Helen nodded and practiced her deep breathing. She had read a study that found a correlation between meditation and regions of the brain associated with empathy and response to stress. Considering how her thoughts had drifted yesterday with that hockey player, Adam Magnus, she probably needed to improve both her empathy and stress responses.
But she made the mistake of looking at the screen again. “Now they’re not even playing, they’re just fighting,” she yelped, horrified. “They’re just going at it, bare knuckled.”
“They’re wearing helmets,” Sarah said, ever contradictory.
Helen winced a
s the camera closed in on the two players.
“I don’t think that’s helping,” she said, as the dark-haired player’s head snapped back. Sweat flew off of the men and onto the Plexiglas behind them. Blood started streaming down the player’s nose.
She, Sarah, and Petra leaned in closer to the television set. The men slugged at each other resignedly, with the blond seeming to have the upper hand for a while. Helen watched them slamming into the boards again. And suddenly, she was irrationally angry. Again.
She was getting a little predictable.
“It’s kind of mesmerizing,” Sarah said, moving a fry to her mouth.
“You’re the only one who thinks so,” said Petra.
“Not true. Doc Weber’s totally with me on this. Right, Helen?”

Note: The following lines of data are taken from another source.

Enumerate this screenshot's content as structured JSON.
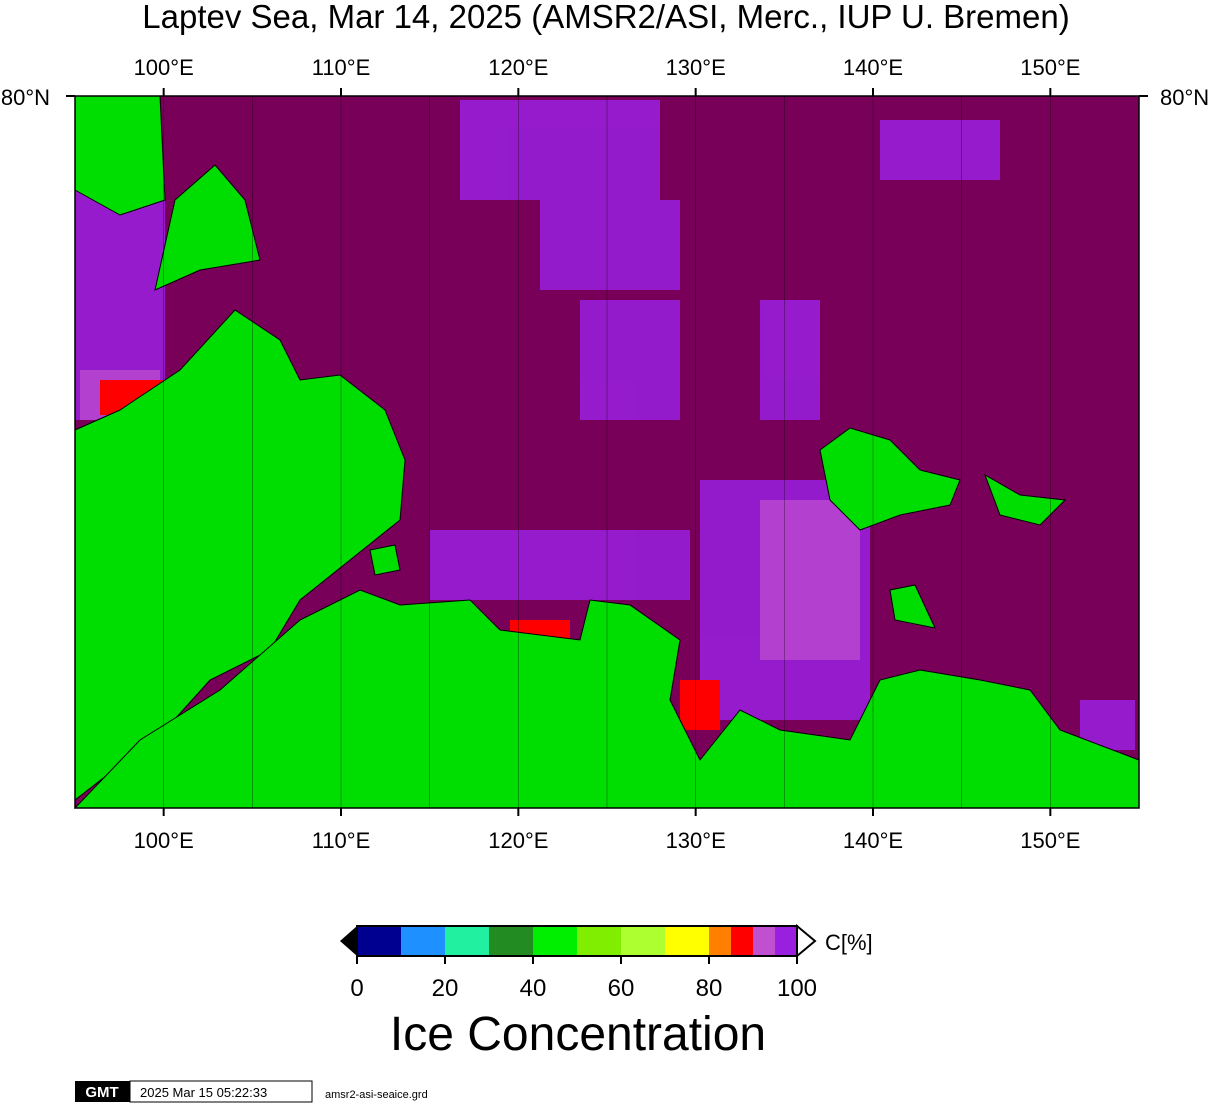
{
  "title": "Laptev Sea, Mar 14, 2025 (AMSR2/ASI, Merc., IUP U. Bremen)",
  "map": {
    "lon_range": [
      95,
      155
    ],
    "lon_ticks": [
      {
        "value": 100,
        "label": "100°E"
      },
      {
        "value": 110,
        "label": "110°E"
      },
      {
        "value": 120,
        "label": "120°E"
      },
      {
        "value": 130,
        "label": "130°E"
      },
      {
        "value": 140,
        "label": "140°E"
      },
      {
        "value": 150,
        "label": "150°E"
      }
    ],
    "lon_minor": [
      95,
      105,
      115,
      125,
      135,
      145,
      155
    ],
    "lat_label": "80°N"
  },
  "colorbar": {
    "range": [
      0,
      100
    ],
    "ticks": [
      0,
      20,
      40,
      60,
      80,
      100
    ],
    "bounds": [
      0,
      10,
      20,
      30,
      40,
      50,
      60,
      70,
      80,
      85,
      90,
      95,
      100
    ],
    "colors": [
      "#000090",
      "#1e90ff",
      "#20f0a0",
      "#228b22",
      "#00ee00",
      "#7fee00",
      "#adff2f",
      "#ffff00",
      "#ff8000",
      "#ff0000",
      "#c050d0",
      "#9a20e0"
    ],
    "unit": "C[%]",
    "title": "Ice Concentration"
  },
  "footer": {
    "logo": "GMT",
    "timestamp": "2025 Mar 15 05:22:33",
    "file": "amsr2-asi-seaice.grd"
  }
}
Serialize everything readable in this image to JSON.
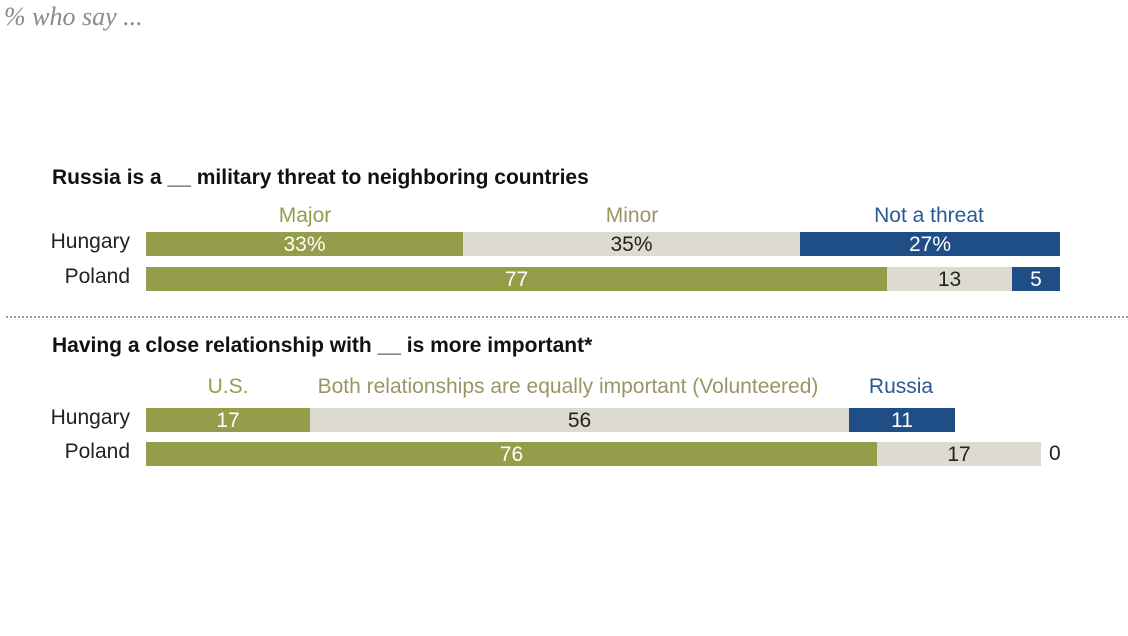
{
  "subtitle": "% who say ...",
  "colors": {
    "green": "#959d4a",
    "beige": "#dddbcf",
    "blue": "#1f4e87",
    "green_text": "#959d4a",
    "beige_text": "#9a9566",
    "blue_text": "#2a5a94",
    "dark_text": "#222222",
    "light_text": "#ffffff"
  },
  "chart_data": [
    {
      "type": "bar",
      "orientation": "horizontal",
      "stacked": true,
      "title": "Russia is a __ military threat to neighboring countries",
      "categories": [
        "Hungary",
        "Poland"
      ],
      "series": [
        {
          "name": "Major",
          "values": [
            33,
            77
          ],
          "labels": [
            "33%",
            "77"
          ],
          "color": "green"
        },
        {
          "name": "Minor",
          "values": [
            35,
            13
          ],
          "labels": [
            "35%",
            "13"
          ],
          "color": "beige"
        },
        {
          "name": "Not a threat",
          "values": [
            27,
            5
          ],
          "labels": [
            "27%",
            "5"
          ],
          "color": "blue"
        }
      ],
      "xlim": [
        0,
        100
      ]
    },
    {
      "type": "bar",
      "orientation": "horizontal",
      "stacked": true,
      "title": "Having a close relationship with __ is more important*",
      "categories": [
        "Hungary",
        "Poland"
      ],
      "series": [
        {
          "name": "U.S.",
          "values": [
            17,
            76
          ],
          "labels": [
            "17",
            "76"
          ],
          "color": "green"
        },
        {
          "name": "Both relationships are equally important (Volunteered)",
          "values": [
            56,
            17
          ],
          "labels": [
            "56",
            "17"
          ],
          "color": "beige"
        },
        {
          "name": "Russia",
          "values": [
            11,
            0
          ],
          "labels": [
            "11",
            "0"
          ],
          "color": "blue"
        }
      ],
      "xlim": [
        0,
        100
      ]
    }
  ]
}
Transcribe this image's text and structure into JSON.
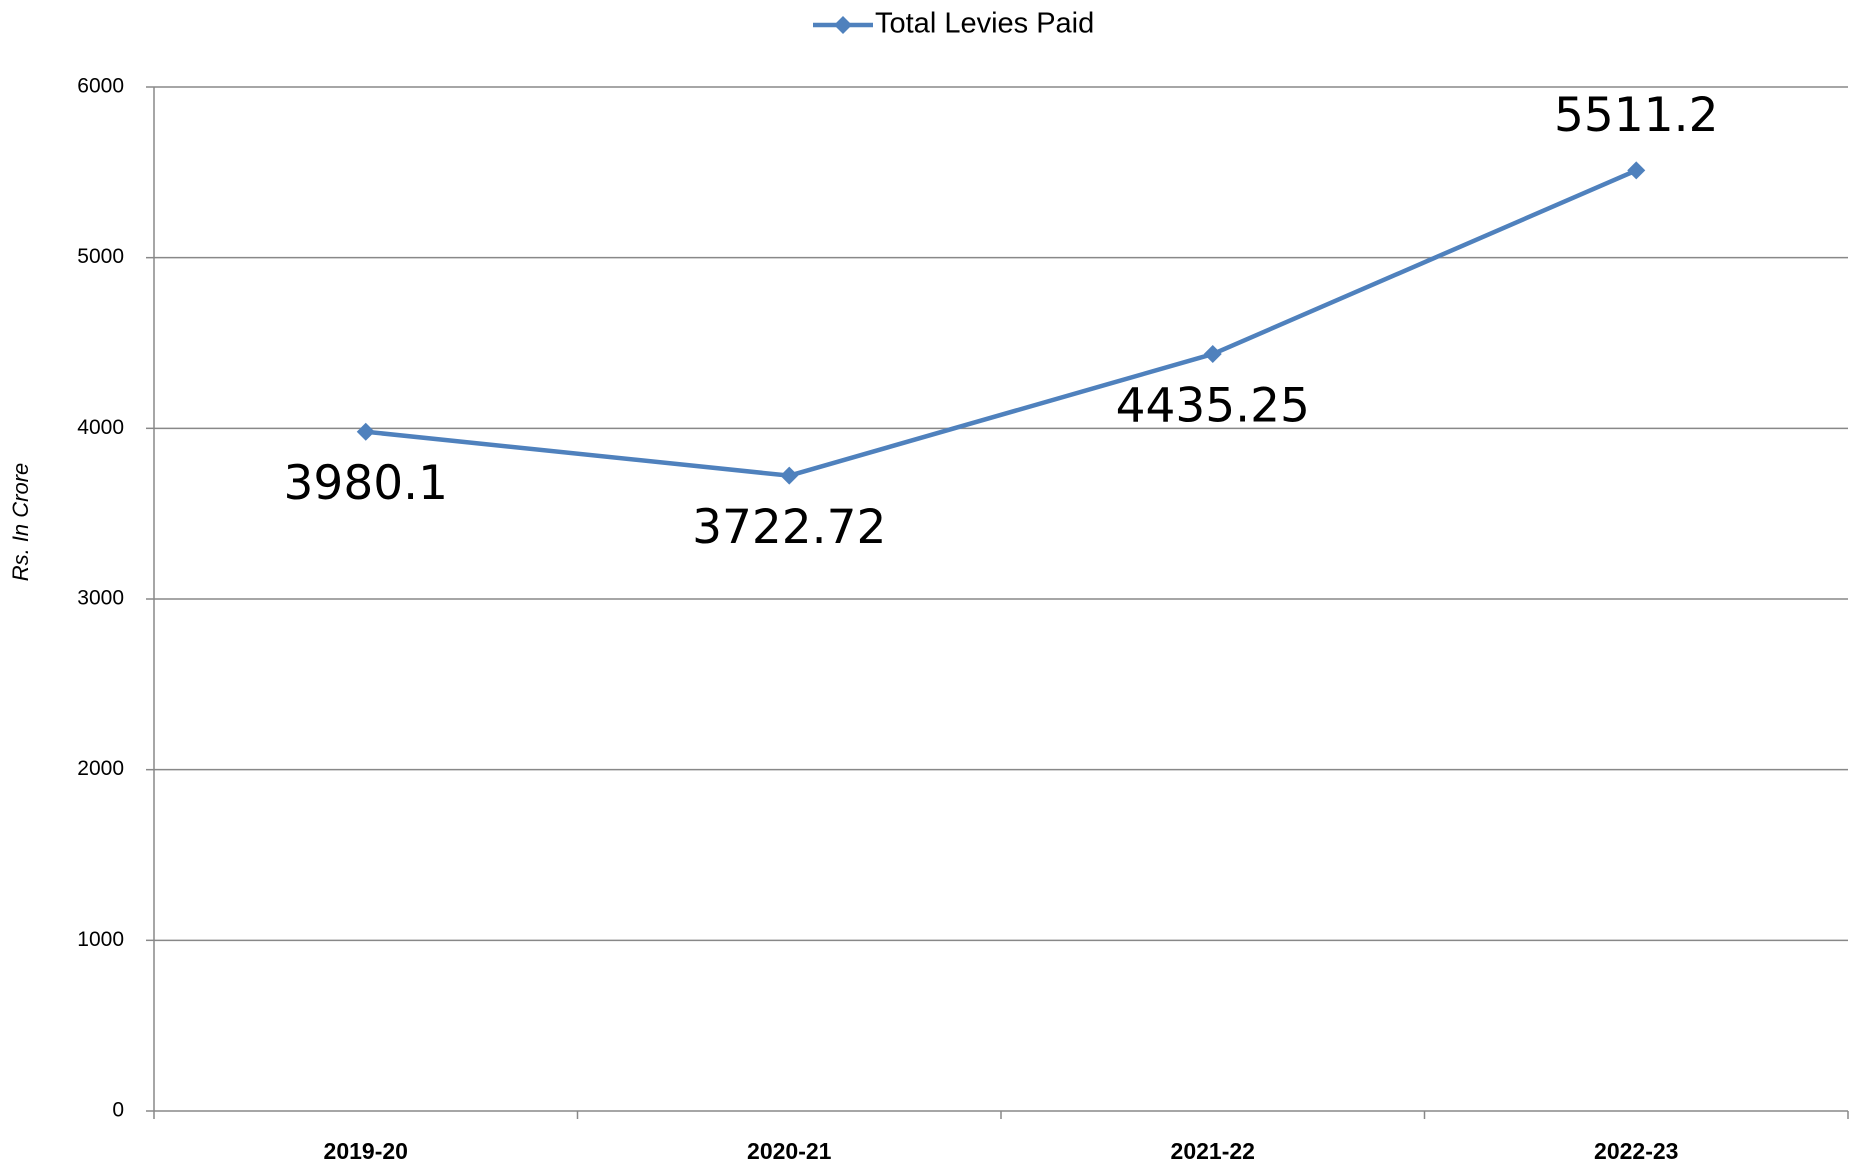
{
  "chart_data": {
    "type": "line",
    "y_label": "Rs. In Crore",
    "categories": [
      "2019-20",
      "2020-21",
      "2021-22",
      "2022-23"
    ],
    "series": [
      {
        "name": "Total Levies Paid",
        "color": "#4f81bd",
        "values": [
          3980.1,
          3722.72,
          4435.25,
          5511.2
        ]
      }
    ],
    "ylim": [
      0,
      6000
    ],
    "yticks": [
      0,
      1000,
      2000,
      3000,
      4000,
      5000,
      6000
    ],
    "grid": true,
    "legend": "top",
    "data_labels": true
  }
}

Petra snorted. “Oh pardon me, n=2, where subject one is you and subject two is Weber. Every study population has outliers. In this case, it’s the entire population of the Pacific Northwest versus you two. The Wolves madness that afflicts you and Weber is not statistically significant.”
“Why are they so unpopular?” asked Helen.
“They’re the losingest team in the NHL,” Sarah explained. She liked to know everything about anything. “Last year was their first year, so that was at least excusable. But now, they’re just an embarrassment. Plus, there’s the fact that they want a brand new arena built with city and state funds, even though there are already two perfectly good venues in town for them.”
“I heard something about that,” Petra said.
“The owner is some billionaire. Totally shady.”
Sarah ate another fry while still staring intensely at the game.
On screen, a fist connected with the blond’s nose.
“Do they do that in every game?” Helen asked.
“Yeah, I think it’s pretty standard,” Petra said. She was watching Sarah.
Helen pushed her stool back. “The American Medical Association and the American Academy of Neurology have called for a boxing ban for years. I can’t believe they haven’t extended it to hockey. At least boxers have gloves and a padded ring. Ice is hard and sticks and skates are sharp.”